Die Stiftung Bayerische Gedenkstätten trauert um einen Zeitzeugen, der bis zuletzt an Schulen über sein Schicksal berichtet hat und regelmäßig an Gedenkveranstaltungen in Bayern teilnahm.
Bernard Marks, Überlebender des KZ-Außenlagers Landsberg-Kaufering verstorben

Bernard Marks im April 2018 © Guido Hassel für KZ-Gedenkstätte Dachau

Bernard Marks wurde 1932 im polnischen Lodz geboren. Seit 1940 musste die Familie im Ghetto Lodz bzw. Litzmannstadt leben. Nach Auflösung des Ghettos im Jahr 1944 wurde die Familie im August 1944 nach Auschwitz deportiert. Seine Mutter und sein Bruder wurden dort ermordet, Bernard und sein Vater zum Arbeitseinsatz ins KZ-Außenlager Landsberg-Kaufering transportiert. Beide überlebten und wurden am 27. April 1945 befreit.

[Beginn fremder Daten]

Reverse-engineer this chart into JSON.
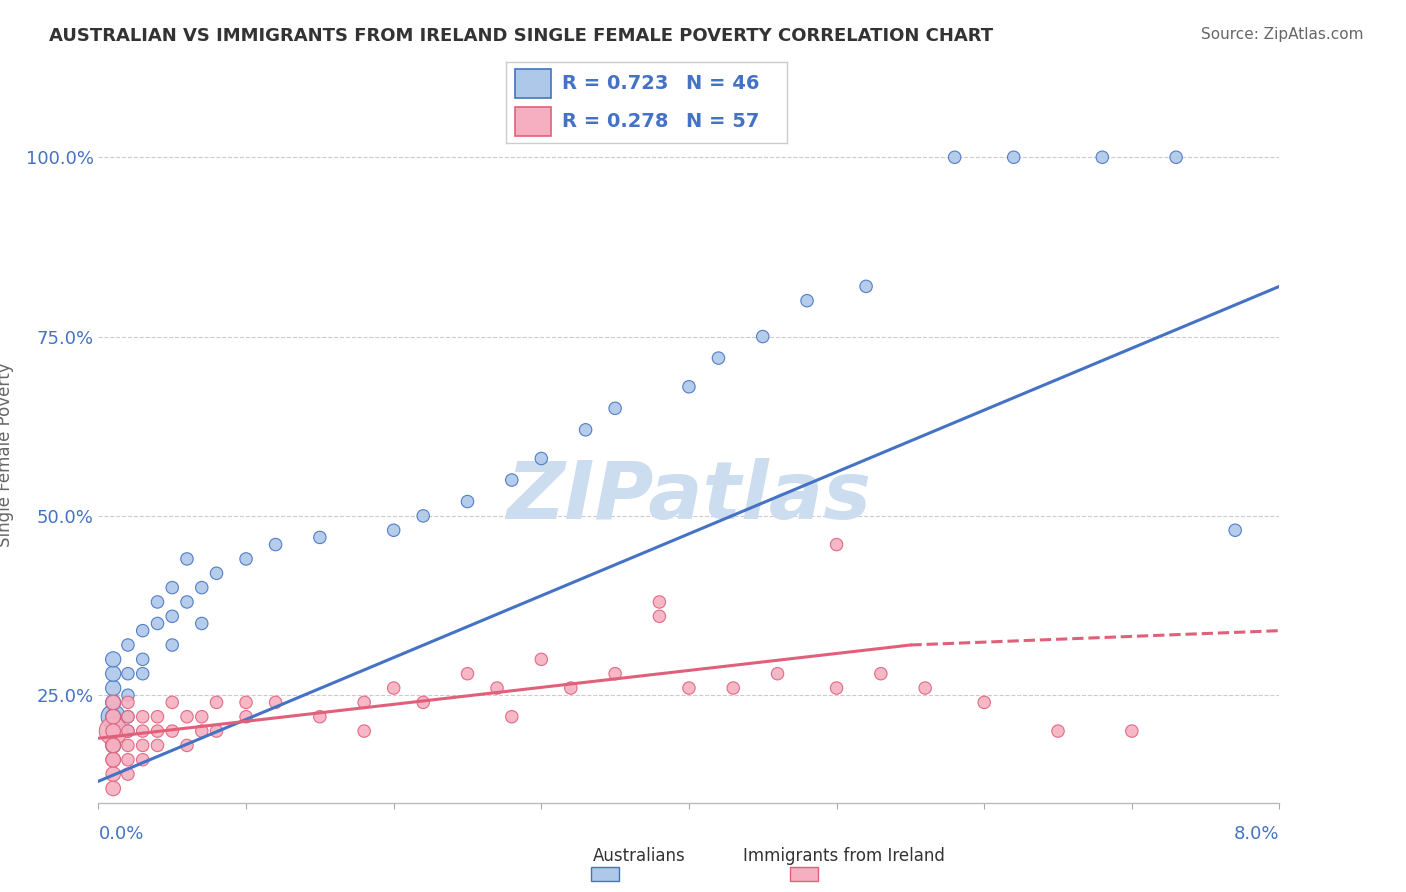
{
  "title": "AUSTRALIAN VS IMMIGRANTS FROM IRELAND SINGLE FEMALE POVERTY CORRELATION CHART",
  "source": "Source: ZipAtlas.com",
  "ylabel": "Single Female Poverty",
  "ytick_labels": [
    "25.0%",
    "50.0%",
    "75.0%",
    "100.0%"
  ],
  "ytick_values": [
    0.25,
    0.5,
    0.75,
    1.0
  ],
  "xlim": [
    0.0,
    0.08
  ],
  "ylim": [
    0.1,
    1.07
  ],
  "legend_r1": "R = 0.723",
  "legend_n1": "N = 46",
  "legend_r2": "R = 0.278",
  "legend_n2": "N = 57",
  "color_aus": "#adc8e8",
  "color_ire": "#f5afc0",
  "color_line_aus": "#4472c4",
  "color_line_ire": "#e0607a",
  "watermark_color": "#ccddef",
  "aus_x": [
    0.001,
    0.001,
    0.001,
    0.001,
    0.001,
    0.001,
    0.001,
    0.001,
    0.002,
    0.002,
    0.002,
    0.002,
    0.002,
    0.003,
    0.003,
    0.003,
    0.004,
    0.004,
    0.005,
    0.005,
    0.005,
    0.006,
    0.006,
    0.007,
    0.007,
    0.008,
    0.01,
    0.012,
    0.015,
    0.02,
    0.022,
    0.025,
    0.028,
    0.03,
    0.033,
    0.035,
    0.04,
    0.042,
    0.045,
    0.048,
    0.052,
    0.058,
    0.062,
    0.068,
    0.073,
    0.077
  ],
  "aus_y": [
    0.22,
    0.24,
    0.2,
    0.26,
    0.18,
    0.28,
    0.22,
    0.3,
    0.25,
    0.28,
    0.22,
    0.32,
    0.2,
    0.3,
    0.34,
    0.28,
    0.35,
    0.38,
    0.32,
    0.36,
    0.4,
    0.38,
    0.44,
    0.4,
    0.35,
    0.42,
    0.44,
    0.46,
    0.47,
    0.48,
    0.5,
    0.52,
    0.55,
    0.58,
    0.62,
    0.65,
    0.68,
    0.72,
    0.75,
    0.8,
    0.82,
    1.0,
    1.0,
    1.0,
    1.0,
    0.48
  ],
  "ire_x": [
    0.001,
    0.001,
    0.001,
    0.001,
    0.001,
    0.001,
    0.001,
    0.001,
    0.001,
    0.001,
    0.002,
    0.002,
    0.002,
    0.002,
    0.002,
    0.002,
    0.003,
    0.003,
    0.003,
    0.003,
    0.004,
    0.004,
    0.004,
    0.005,
    0.005,
    0.006,
    0.006,
    0.007,
    0.007,
    0.008,
    0.008,
    0.01,
    0.01,
    0.012,
    0.015,
    0.018,
    0.02,
    0.022,
    0.025,
    0.028,
    0.03,
    0.032,
    0.035,
    0.038,
    0.04,
    0.043,
    0.046,
    0.05,
    0.053,
    0.056,
    0.06,
    0.065,
    0.07,
    0.05,
    0.038,
    0.027,
    0.018
  ],
  "ire_y": [
    0.2,
    0.18,
    0.22,
    0.16,
    0.24,
    0.14,
    0.2,
    0.16,
    0.12,
    0.18,
    0.22,
    0.18,
    0.2,
    0.16,
    0.24,
    0.14,
    0.22,
    0.18,
    0.2,
    0.16,
    0.22,
    0.18,
    0.2,
    0.24,
    0.2,
    0.22,
    0.18,
    0.22,
    0.2,
    0.24,
    0.2,
    0.24,
    0.22,
    0.24,
    0.22,
    0.24,
    0.26,
    0.24,
    0.28,
    0.22,
    0.3,
    0.26,
    0.28,
    0.38,
    0.26,
    0.26,
    0.28,
    0.26,
    0.28,
    0.26,
    0.24,
    0.2,
    0.2,
    0.46,
    0.36,
    0.26,
    0.2
  ]
}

Nach seiner Auswanderung in die USA war Bernard Marks erstmals 1995 wieder in Deutschland und kam danach regelmäßig nach Landsberg, um an Schulen über seine Erlebnisse während des II. Weltkriegs zu sprechen. Auch nahm er an Gedenkveranstaltungen in der Welfenkaserne bei Landsberg sowie in der KZ-Gedenkstätte Dachau teil. In Letzterer begleitete er als Zeitzeuge immer wieder Schulklassen bei Besuchen des ehemaligen Konzentrationslagers. Der Holocaustüberlebende hat sich auch in seiner US-amerikanischen Heimatstadt Sacramento sehr stark für die Erinnerungsarbeit engagiert.

Bernard Marks wurde mit zwölf Jahren in die Kauferinger Lager transportiert. Nun ist er am 28.12.2018 im Alter von 86 Jahren in Kalifornien gestorben. Er ist Vater von zwei Töchtern und hat vier Enkelkinder. Marks wurde auf dem jüdischen Friedhof in Sacramento bestattet.

Die Stiftung Bayerische Gedenkstätten und die KZ-Gedenkstätte Dachau trauern um einen Zeitzeugen, der nun seine letzte Ruhe gefunden hat.